W środę rzecznik Kremla stwierdził, że nie wie, czy Władimir Putin w ogóle pogratuluje Trumpowi zwycięstwa. Dmitrij Pieskow stwierdził bowiem, że bez względu na wynik wyborów i nowego gospodarza w Białym Domu, to Stany Zjednoczone pozostają państwem wrogim wobec Rosji.
Trump zakończy wojnę?
Podczas kampanii wyborczej Donald Trump wielokrotnie zapewniał, że jeśli wygra wybory i wróci do Białego Domu, to wojnę na Ukrainie zakończy w ciągu 24 godzin.
Szczegóły tego planu nie są znane, ale według informacji prasowych Trump może zażądać od Zełenskiego rozpoczęcia negocjacji pokojowych z Rosją pod groźbą odcięcia dostaw amerykańskiej broni.
Z kolei ujawniony w czerwcu przez agencję Reutera plan doradców Trumpa zakłada, że Waszyngton będzie groził Moskwie zwiększonym wsparciem dla Kijowa w przypadku odmowy negocjacji. Jednocześnie rozmowy pokojowe mają być prowadzone w oparciu o "istniejącą linię frontu".
Zełenski rozmawiał z Trumpem
"Odbyłem świetną rozmowę z prezydentem Donaldem Trumpem i pogratulowałem mu historycznego zwycięstwa — jego wspaniała kampania umożliwiła ten wynik. Pochwaliłem jego rodzinę i zespół za ich wspaniałą pracę. Uzgodniliśmy, że będziemy utrzymywać bliski dialog i rozwijać naszą współpracę. Silne i niezachwiane przywództwo USA jest kluczowe dla świata i sprawiedliwego pokoju" – napisał przywódca Ukrainy w serwisie X.
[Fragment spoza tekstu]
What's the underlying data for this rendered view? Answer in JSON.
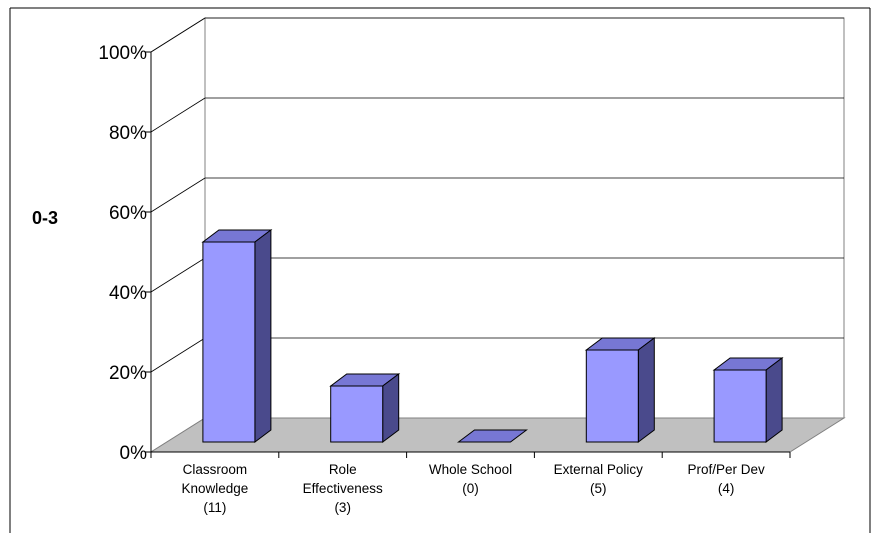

Zełenski zaznacza, że "dla nas na Ukrainie i w całej Europie zawsze było niezwykle ważne usłyszenie słów ówczesnego 45. prezydenta Stanów Zjednoczonych o 'pokoju poprzez siłę'. Gdyby zasada ta stała się polityką 47. prezydenta, korzyści z tego bez wątpienia odniosłaby Ameryka i cały świat".